By Patrick O’Sullivan

The past is another country, they say, and this is especially true of the summers of old: the skies a deep mesmeric blue that might have been imagined centuries before.

Our tiny little field by the house may have been the hay meadow, but it was so much more besides. It was the place where the fairies played their football on warm moonlit nights. There was nothing strange in this, I suppose, for the fairies domain, the old ringed fort was just a few fields away overlooking the bay.

There it rose up against the skyline, it’s magic circle of trees ever and always looking out across the tide, its ancient grandeur enhanced every evening by the glow of the setting sun.

It was a place of mystery and stillness, the accumulated stillness of years and decades and centuries: wild roses among the mosses and lichens that painted its walls. It never occurred to us to ask why the fairies overlooked so many larger fields in favour of our much smaller one.

 No, we never tried to rationalise it at all, but if we had asked about it, I’m sure we would have been told that the fairies being diminutive themselves liked things on a smaller scale, hence the attraction of our little field to them.

It wasn’t  just some vague tradition though, this story of the fairy footballer’s, for those of the older generation had the names of more than one witness.
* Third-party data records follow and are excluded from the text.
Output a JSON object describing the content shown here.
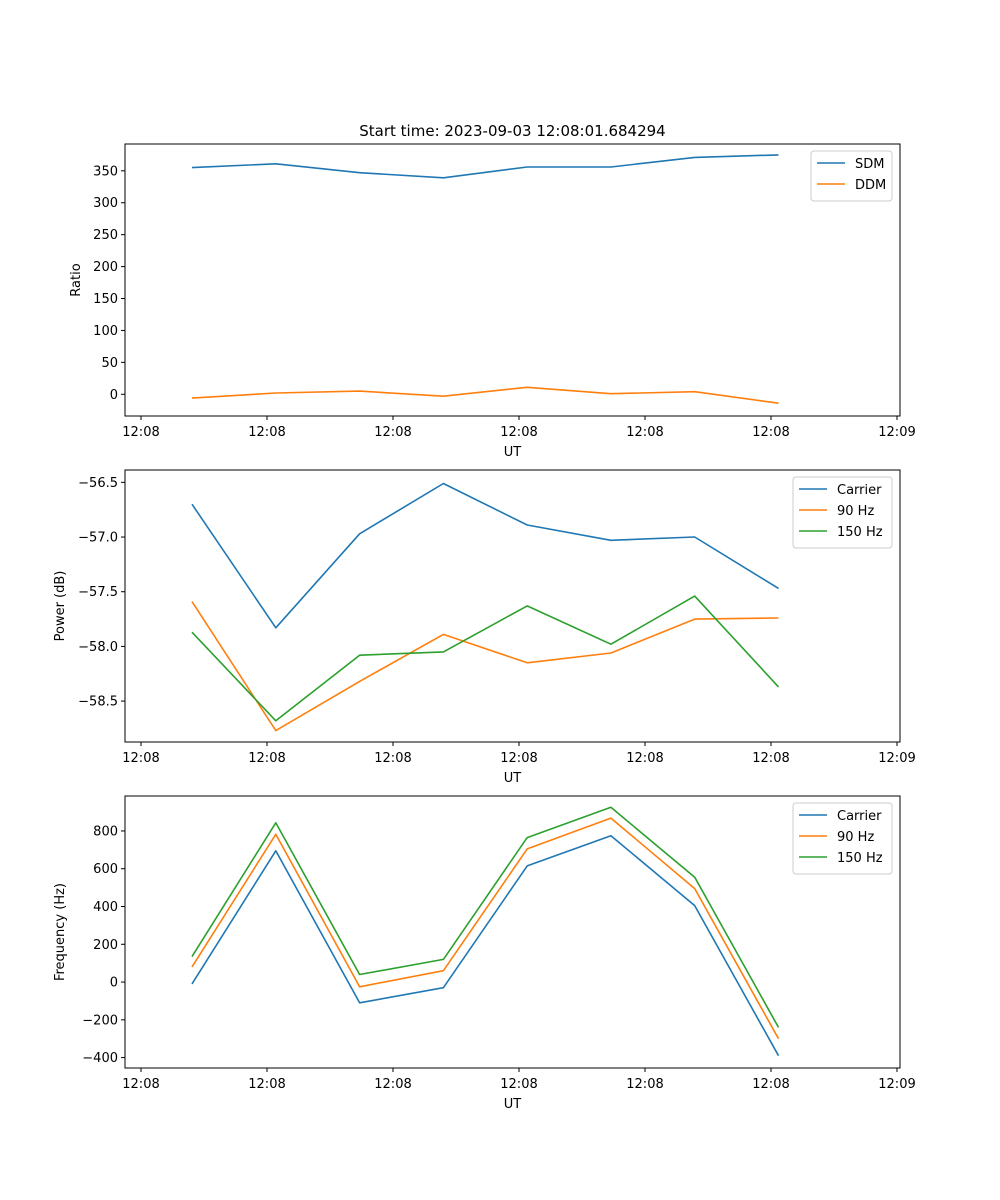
{
  "figure_title": "Start time: 2023-09-03 12:08:01.684294",
  "colors": {
    "blue": "#1f77b4",
    "orange": "#ff7f0e",
    "green": "#2ca02c"
  },
  "chart_data": [
    {
      "type": "line",
      "title": "Start time: 2023-09-03 12:08:01.684294",
      "xlabel": "UT",
      "ylabel": "Ratio",
      "x_ticks": [
        "12:08",
        "12:08",
        "12:08",
        "12:08",
        "12:08",
        "12:08",
        "12:09"
      ],
      "x": [
        1,
        2,
        3,
        4,
        5,
        6,
        7,
        8
      ],
      "xlim": [
        0.2,
        9.45
      ],
      "ylim": [
        -34,
        392
      ],
      "y_ticks": [
        0,
        50,
        100,
        150,
        200,
        250,
        300,
        350
      ],
      "y_tick_labels": [
        "0",
        "50",
        "100",
        "150",
        "200",
        "250",
        "300",
        "350"
      ],
      "legend": "top-right",
      "series": [
        {
          "name": "SDM",
          "color": "#1f77b4",
          "values": [
            355,
            361,
            347,
            339,
            356,
            356,
            371,
            375
          ]
        },
        {
          "name": "DDM",
          "color": "#ff7f0e",
          "values": [
            -6,
            2,
            5,
            -3,
            11,
            1,
            4,
            -14
          ]
        }
      ]
    },
    {
      "type": "line",
      "title": "",
      "xlabel": "UT",
      "ylabel": "Power (dB)",
      "x_ticks": [
        "12:08",
        "12:08",
        "12:08",
        "12:08",
        "12:08",
        "12:08",
        "12:09"
      ],
      "x": [
        1,
        2,
        3,
        4,
        5,
        6,
        7,
        8
      ],
      "xlim": [
        0.2,
        9.45
      ],
      "ylim": [
        -58.874,
        -56.387
      ],
      "y_ticks": [
        -58.5,
        -58.0,
        -57.5,
        -57.0,
        -56.5
      ],
      "y_tick_labels": [
        "−58.5",
        "−58.0",
        "−57.5",
        "−57.0",
        "−56.5"
      ],
      "legend": "top-right",
      "series": [
        {
          "name": "Carrier",
          "color": "#1f77b4",
          "values": [
            -56.7,
            -57.83,
            -56.97,
            -56.51,
            -56.89,
            -57.03,
            -57.0,
            -57.47
          ]
        },
        {
          "name": "90 Hz",
          "color": "#ff7f0e",
          "values": [
            -57.59,
            -58.77,
            -58.32,
            -57.89,
            -58.15,
            -58.06,
            -57.75,
            -57.74
          ]
        },
        {
          "name": "150 Hz",
          "color": "#2ca02c",
          "values": [
            -57.87,
            -58.68,
            -58.08,
            -58.05,
            -57.63,
            -57.98,
            -57.54,
            -58.37
          ]
        }
      ]
    },
    {
      "type": "line",
      "title": "",
      "xlabel": "UT",
      "ylabel": "Frequency (Hz)",
      "x_ticks": [
        "12:08",
        "12:08",
        "12:08",
        "12:08",
        "12:08",
        "12:08",
        "12:09"
      ],
      "x": [
        1,
        2,
        3,
        4,
        5,
        6,
        7,
        8
      ],
      "xlim": [
        0.2,
        9.45
      ],
      "ylim": [
        -455,
        985
      ],
      "y_ticks": [
        -400,
        -200,
        0,
        200,
        400,
        600,
        800
      ],
      "y_tick_labels": [
        "−400",
        "−200",
        "0",
        "200",
        "400",
        "600",
        "800"
      ],
      "legend": "top-right",
      "series": [
        {
          "name": "Carrier",
          "color": "#1f77b4",
          "values": [
            -10,
            695,
            -110,
            -30,
            615,
            775,
            405,
            -390
          ]
        },
        {
          "name": "90 Hz",
          "color": "#ff7f0e",
          "values": [
            80,
            782,
            -25,
            60,
            705,
            868,
            495,
            -300
          ]
        },
        {
          "name": "150 Hz",
          "color": "#2ca02c",
          "values": [
            135,
            843,
            40,
            120,
            765,
            925,
            555,
            -240
          ]
        }
      ]
    }
  ]
}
They told of how one such or another was passing the road very late at night , invariably giving the reason for their lateness so that it all seemed to sound so much more plausible still.

Sometimes I think that whereas adults deal in probabilities, children deal in possibilities, which makes them  far more open to tales of wonder and magic and enchantment. The fairy football games were always played on moonlit nights, another detail that sounded perfectly reasonable so that it became the easiest thing in the world to picture the fairies togged out in their football gear: the moon shining down on the dewy grasses and shimmering too in the bay beyond.

That was the way with the fairies. They may have been mischievous at times up to all sorts of pranks when it suited them, but they had it seemed very human attributes too. There was nothing they liked better than a good game of football so that rivalries between neighbouring forts were as keen as any between neighbouring parishes of the human kind.

There was another fort, a few fields further off, connected as it was according to tradition to the main fort overlooking the bay. It seemed doubtful, therefore, that the inmates of this second fort were rivals of the first. All that was certain was that the fairy matches were as  hotly contested as those of their human neighbours.

Apart from football, the fairies loved music, song and dance: all of which it seemed gave witness to their poetic and creative spirit. This was why they valued so highly the achievement of singers, musicians and storytellers, not just among their own kind but human kind too.

Inevitably they had enchanted tunes of their own, tunes which they jealously guarded and tried to keep to themselves. Sometimes one of these tunes was almost unwittingly overheard by some local musician of note who then became famous for his knowledge of the fairy tune.

The character of the fairies of course said much about the people who imagined them, their creators investing them with an imagining and a love of all things fanciful that clearly rivalled their own.

I don’t know that we thought about it too much but when we gave up the field in the lateness of evening, it was as if we were surrendering it again to the fairies and their kind.

Or maybe it was the other way round. Maybe they were the ones who lent it to us during the daytime, taking possession of it again when the moon hung like a silver apple in the sky.

All of this makes me think that every single field, no matter how big, no matter how small, has a secret history of its own: a history long since embedded in popular culture and tradition. It is a history not just of human involvement in the field, but also of the wild, of nature itself shaping it and moulding it over time.

There was the time when the hare gave birth to her young in a grassy corner of her own. The hare’s nest, or form, was no more than a flattening of the grasses, but the young, the tiny leverets, were the sweetest, most endearing things imaginable.

They might have come straight from a storybook, though I doubt if any story, no matter how well crafted and told, could rival the living beauty of nature itself. We never wondered what the fairies made of them, but surely like us they were glad of them too.

It was no great wonder though that I was reading about wildlife in magazines and books, for the field, the little fairy field of summer had a magic all of its own.